Second, it was already July. She wasn’t ready to pack her bags, in more ways than one, and she still lacked the courage to talk to her father, to sully his impeccable reputation by running off unwed and unchaperoned to study a man’s science in another country. She’d written Professor Jenson just last week to inform him she would be arriving no sooner than January, so she still had several months to plan, to think, to decide how to handle such a fragile situation.
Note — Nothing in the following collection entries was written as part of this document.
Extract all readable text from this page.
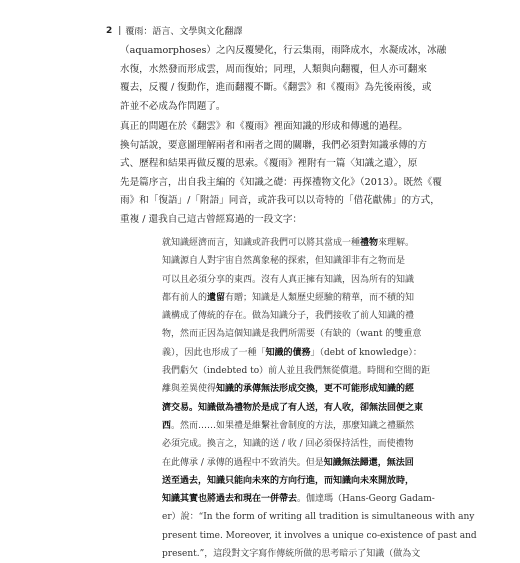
2 | 覆雨：語言、文學與文化翻譯
（aquamorphoses）之內反覆變化，行云集雨，雨降成水，水凝成冰，冰融
水復，水然發而形成雲，周而復始；同理，人類與向翻覆，但人亦可翻來
覆去，反覆 / 復動作，進而翻覆不斷。《翻雲》和《覆雨》為先後兩後，或
許並不必成為作問題了。
真正的問題在於《翻雲》和《覆雨》裡面知識的形成和傳遞的過程。
換句話說，要意圖理解兩者和兩者之間的關聯，我們必須對知識承傳的方
式、歷程和結果再做反覆的思索。《覆雨》裡附有一篇〈知識之遺〉，原
先是篇序言，出自我主編的《知識之礎：再探禮物文化》（2013）。既然《覆
雨》和「復語」/「附語」同音，或許我可以以奇特的「借花獻佛」的方式，
重複 / 還我自己這古曾經寫過的一段文字：
就知識經濟而言，知識或許我們可以將其當成一種禮物來理解。
知識源自人對宇宙自然萬象秘的探索，但知識卻非有之物而是
可以且必須分享的東西。沒有人真正擁有知識，因為所有的知識
都有前人的遺留有贈；知識是人類歷史經驗的精華，而不積的知
識構成了傳統的存在。做為知識分子，我們接收了前人知識的禮
物，然而正因為這個知識是我們所需要（有缺的（want 的雙重意
義），因此也形成了一種「知識的債務」（debt of knowledge）：
我們虧欠（indebted to）前人並且我們無從償還。時間和空間的距
離與差異使得知識的承傳無法形成交換，更不可能形成知識的經
濟交易。知識做為禮物於是成了有人送，有人收，卻無法回便之東
西。然而……如果禮是維繫社會制度的方法，那麼知識之禮顯然
必須完成。換言之，知識的送 / 收 / 回必須保持活性，而使禮物
在此傳承 / 承傳的過程中不致消失。但是知識無法歸還，無法回
送至過去，知識只能向未來的方向行進，而知識向未來開放時，
知識其實也將過去和現在一併帶去。伽達瑪（Hans-Georg Gadam-
er）說：“In the form of writing all tradition is simultaneous with any
present time. Moreover, it involves a unique co-existence of past and
present.”，這段對文字寫作傳統所做的思考暗示了知識（做為文
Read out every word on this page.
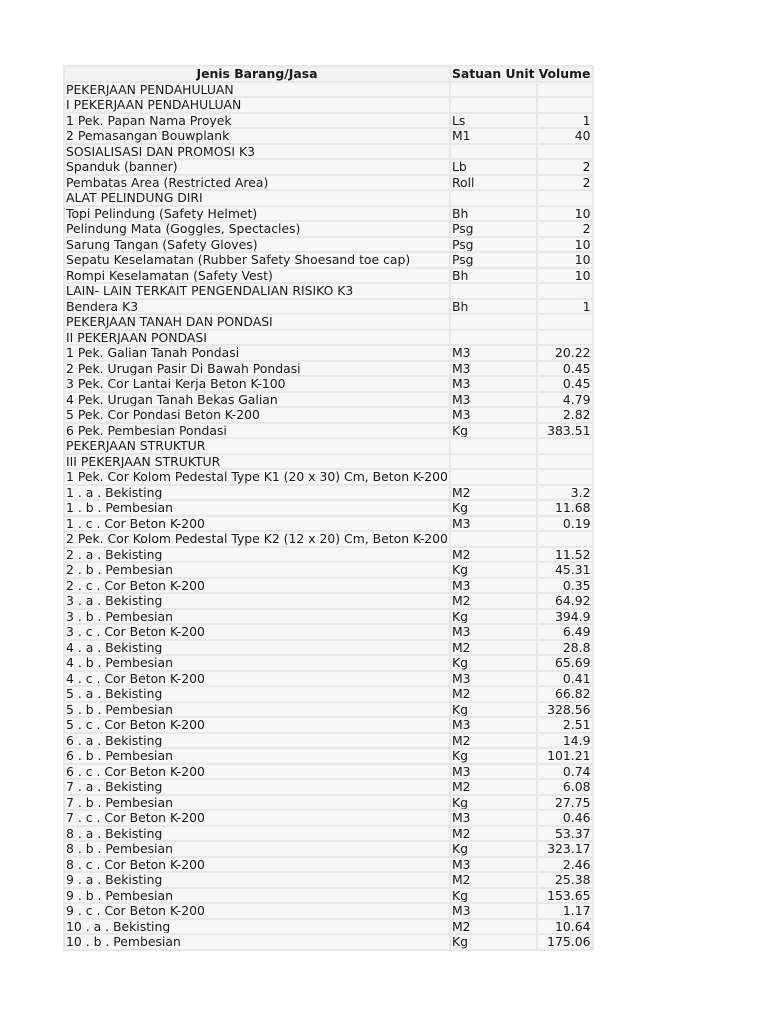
Jenis Barang/Jasa	Satuan Unit	Volume
PEKERJAAN PENDAHULUAN		
I PEKERJAAN PENDAHULUAN		
1 Pek. Papan Nama Proyek	Ls	1
2 Pemasangan Bouwplank	M1	40
SOSIALISASI DAN PROMOSI K3		
Spanduk (banner)	Lb	2
Pembatas Area (Restricted Area)	Roll	2
ALAT PELINDUNG DIRI		
Topi Pelindung (Safety Helmet)	Bh	10
Pelindung Mata (Goggles, Spectacles)	Psg	2
Sarung Tangan (Safety Gloves)	Psg	10
Sepatu Keselamatan (Rubber Safety Shoesand toe cap)	Psg	10
Rompi Keselamatan (Safety Vest)	Bh	10
LAIN- LAIN TERKAIT PENGENDALIAN RISIKO K3		
Bendera K3	Bh	1
PEKERJAAN TANAH DAN PONDASI		
II PEKERJAAN PONDASI		
1 Pek. Galian Tanah Pondasi	M3	20.22
2 Pek. Urugan Pasir Di Bawah Pondasi	M3	0.45
3 Pek. Cor Lantai Kerja Beton K-100	M3	0.45
4 Pek. Urugan Tanah Bekas Galian	M3	4.79
5 Pek. Cor Pondasi Beton K-200	M3	2.82
6 Pek. Pembesian Pondasi	Kg	383.51
PEKERJAAN STRUKTUR		
III PEKERJAAN STRUKTUR		
1 Pek. Cor Kolom Pedestal Type K1 (20 x 30) Cm, Beton K-200		
1 . a . Bekisting	M2	3.2
1 . b . Pembesian	Kg	11.68
1 . c . Cor Beton K-200	M3	0.19
2 Pek. Cor Kolom Pedestal Type K2 (12 x 20) Cm, Beton K-200		
2 . a . Bekisting	M2	11.52
2 . b . Pembesian	Kg	45.31
2 . c . Cor Beton K-200	M3	0.35
3 . a . Bekisting	M2	64.92
3 . b . Pembesian	Kg	394.9
3 . c . Cor Beton K-200	M3	6.49
4 . a . Bekisting	M2	28.8
4 . b . Pembesian	Kg	65.69
4 . c . Cor Beton K-200	M3	0.41
5 . a . Bekisting	M2	66.82
5 . b . Pembesian	Kg	328.56
5 . c . Cor Beton K-200	M3	2.51
6 . a . Bekisting	M2	14.9
6 . b . Pembesian	Kg	101.21
6 . c . Cor Beton K-200	M3	0.74
7 . a . Bekisting	M2	6.08
7 . b . Pembesian	Kg	27.75
7 . c . Cor Beton K-200	M3	0.46
8 . a . Bekisting	M2	53.37
8 . b . Pembesian	Kg	323.17
8 . c . Cor Beton K-200	M3	2.46
9 . a . Bekisting	M2	25.38
9 . b . Pembesian	Kg	153.65
9 . c . Cor Beton K-200	M3	1.17
10 . a . Bekisting	M2	10.64
10 . b . Pembesian	Kg	175.06
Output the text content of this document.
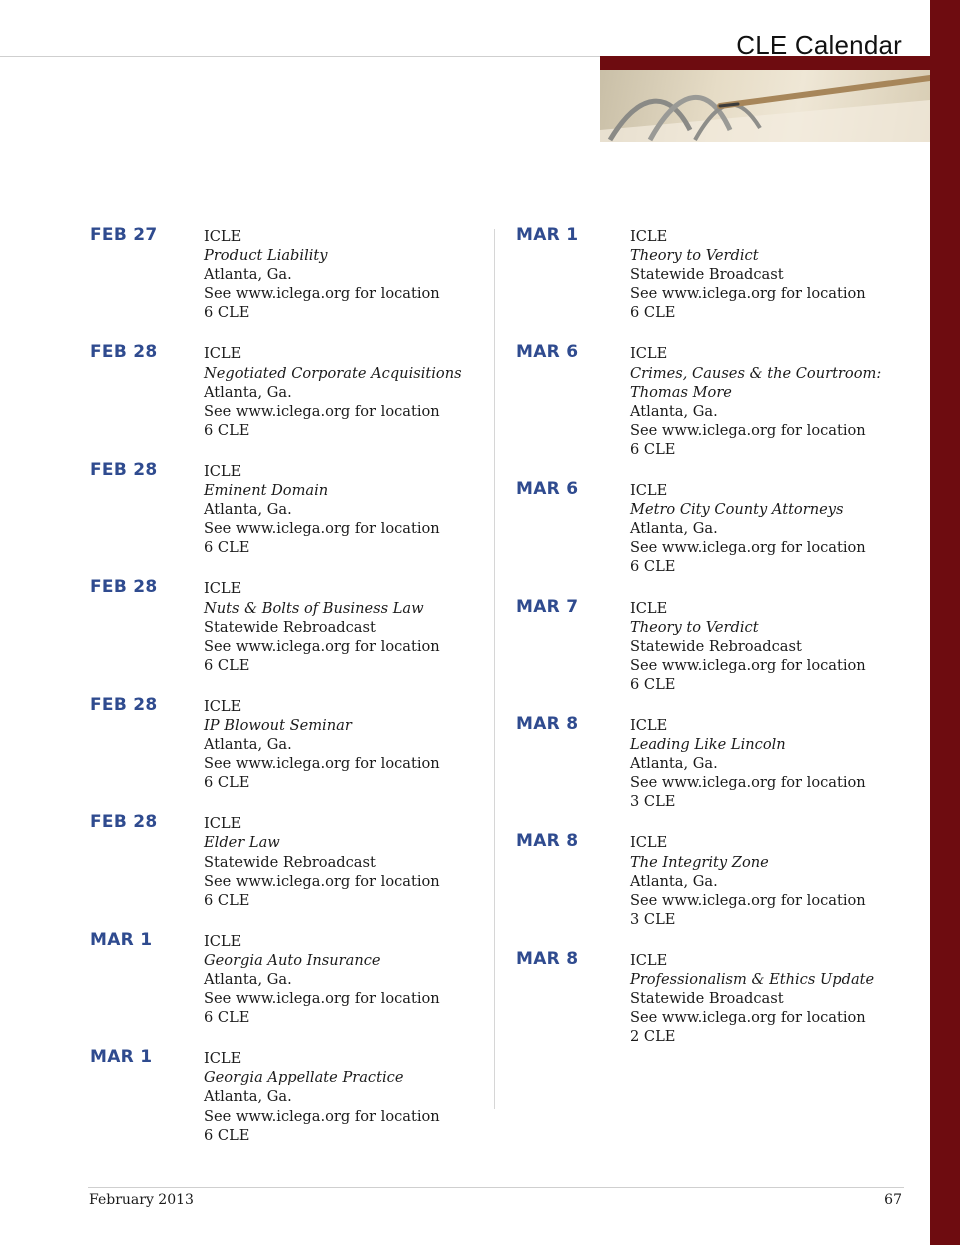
CLE Calendar
FEB 27	ICLE
Product Liability
Atlanta, Ga.
See www.iclega.org for location
6 CLE
FEB 28	ICLE
Negotiated Corporate Acquisitions
Atlanta, Ga.
See www.iclega.org for location
6 CLE
FEB 28	ICLE
Eminent Domain
Atlanta, Ga.
See www.iclega.org for location
6 CLE
FEB 28	ICLE
Nuts & Bolts of Business Law
Statewide Rebroadcast
See www.iclega.org for location
6 CLE
FEB 28	ICLE
IP Blowout Seminar
Atlanta, Ga.
See www.iclega.org for location
6 CLE
FEB 28	ICLE
Elder Law
Statewide Rebroadcast
See www.iclega.org for location
6 CLE
MAR 1	ICLE
Georgia Auto Insurance
Atlanta, Ga.
See www.iclega.org for location
6 CLE
MAR 1	ICLE
Georgia Appellate Practice
Atlanta, Ga.
See www.iclega.org for location
6 CLE
MAR 1	ICLE
Theory to Verdict
Statewide Broadcast
See www.iclega.org for location
6 CLE
MAR 6	ICLE
Crimes, Causes & the Courtroom:
Thomas More
Atlanta, Ga.
See www.iclega.org for location
6 CLE
MAR 6	ICLE
Metro City County Attorneys
Atlanta, Ga.
See www.iclega.org for location
6 CLE
MAR 7	ICLE
Theory to Verdict
Statewide Rebroadcast
See www.iclega.org for location
6 CLE
MAR 8	ICLE
Leading Like Lincoln
Atlanta, Ga.
See www.iclega.org for location
3 CLE
MAR 8	ICLE
The Integrity Zone
Atlanta, Ga.
See www.iclega.org for location
3 CLE
MAR 8	ICLE
Professionalism & Ethics Update
Statewide Broadcast
See www.iclega.org for location
2 CLE
February 2013	67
She looked to the delicate rose still clasped in her hand, twirling it slowly between her finger and thumb. It was so awfully fine, so marvelously beautiful, soft and silky to the touch. What a joy it would be to create such flowers as these and be recognized for the talent, the skill.
She raised her eyes to look back out the window, sighing as she lowered her forehead to the glass.
Disgracing her father was truly what plagued her. She loved him deeply for the caring he’d always shown her and her sisters. Where any other father would have washed his hands of his girls and tossed them to servants and governesses to raise, hers was always there for them—listening, concerned, advising them and fulfilling their individual needs with great love—and he had taken every effort to indulge them with great affection, especially since they were motherless, as theirs had died of fever not twelve years before.
But this was a turn she didn’t understand. The Baron Sytheford was cunning, and he usually planned fully and thought with great care before acting. This sudden idea of marriage seemed rash, and to her knowledge, her father had never been rash in his life.
So what was she supposed to do now? Marry Weymerth? And why him of all the eligible gentlemen in society?
Caroline’s heart suddenly ached with longing of desires now seemingly more out of reach than ever. Damn, but men stunk to heaven when they used their larger muscles and tiny, narrow minds to control the smaller sex. She wanted nothing more than to overcome that convention. But perhaps the idea was indeed as futile and stupid as her sisters told her from time to time. Women were put on this earth to marry and allow their husbands the generous use of their bodies for the sole purposes of creating heirs and gratifying male sexual needs—unconditionally. At that moment, she despised them all.